Политический отдел дивизии развернул широчайшую работу. В первые же часы были в огромном количестве распространены листовки, объяснявшие положение. По городу расклеены были стенные газеты, а с утра начала регулярно выходить ежедневная дивизионная газета. Во всех концах города непрерывно, один за другим, организовывались летучие митинги. Жители встречали ораторов восторженно, многих тут же, на митингах, качали, носили на руках — не за отличные ораторские качества, а просто от радости, от избытка чувств. Большой городской театр заняли своею труппой; тут всю работу уж проводила неутомимая Зоя Павловна, — она возилась с декорациями, раздобывала по городу костюмы, хлопотала с постановками, играла сама.

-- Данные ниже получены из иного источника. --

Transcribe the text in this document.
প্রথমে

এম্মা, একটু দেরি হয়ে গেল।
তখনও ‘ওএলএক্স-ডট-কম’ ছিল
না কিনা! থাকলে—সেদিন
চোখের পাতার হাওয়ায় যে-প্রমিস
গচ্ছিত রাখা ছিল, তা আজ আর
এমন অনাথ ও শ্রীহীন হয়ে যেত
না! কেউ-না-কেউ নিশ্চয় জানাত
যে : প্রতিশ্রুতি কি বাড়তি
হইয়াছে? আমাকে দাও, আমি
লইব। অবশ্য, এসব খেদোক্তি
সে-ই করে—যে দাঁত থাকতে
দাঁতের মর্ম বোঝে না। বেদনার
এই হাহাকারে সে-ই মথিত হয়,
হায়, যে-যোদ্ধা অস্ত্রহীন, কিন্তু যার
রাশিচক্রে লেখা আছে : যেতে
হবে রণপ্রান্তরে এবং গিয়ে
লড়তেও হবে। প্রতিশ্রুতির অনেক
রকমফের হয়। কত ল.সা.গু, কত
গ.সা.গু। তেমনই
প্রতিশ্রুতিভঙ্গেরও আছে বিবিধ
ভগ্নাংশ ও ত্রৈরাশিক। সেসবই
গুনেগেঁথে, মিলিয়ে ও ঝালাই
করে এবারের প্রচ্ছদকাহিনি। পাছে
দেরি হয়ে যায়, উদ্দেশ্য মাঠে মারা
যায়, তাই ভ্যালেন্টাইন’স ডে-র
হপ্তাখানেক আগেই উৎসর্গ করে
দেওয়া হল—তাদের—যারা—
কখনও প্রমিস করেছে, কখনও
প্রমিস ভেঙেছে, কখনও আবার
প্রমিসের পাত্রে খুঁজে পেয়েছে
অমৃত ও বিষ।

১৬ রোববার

Театр был все время битком набит красноармейцами. Уже через несколько дней, когда раненый Чапаев приехал в город и пришел в театр, он от имени всех бойцов приветствовал со сцены Зою Павловну, поднес ей букет цветов, и весь огромный зал свою любимую работницу приветствовал громом криков и отчаянным хлопанием в ладоши, — это была ей лучшая и незабываемая доселе награда от красных солдат.
Город сразу встряхнулся, зажил новой жизнью. Об этом особенно говорили те, которым тускло и трудно жилось при офицерских «свободах».
За Уфу погнали Колчака другие дивизии, а 25-ю остановили здесь на передышку, и больше двух недель стояла она в Уфимском районе. Время даром не пропадало, части приводили себя в порядок после такого долгого и изнурительного похода. Штабы и учреждения тоже подтягивались и разбирались понемногу во всем, что накопилось, сгрудилось за время горячего походного периода. С неослабной силой работал политический отдел; во главе его теперь вместо Рыжикова стоял Суворов, петербургский рабочий, по виду тихий, застенчивый, но отличный, неутомимый работник. Он в политотделе проводил так много времени, что здесь его можно было застать каждый час. Видимо, там же и ночевал. Крайнюков, помощник Федора, тесно сошелся с Суворовым и все свободное от поручений время тоже проводил в политотделе: они вдвоем выполняли фактически ту огромную политическую работу, которая проделана была за эту двухнедельную стоянку. Клычков только помогал им советом и участвовал на разных совещаниях, — время уходило у него на работу с другими дивизионными органами, к которым они с Чапаевым прикоснулись здесь впервые после Белебея.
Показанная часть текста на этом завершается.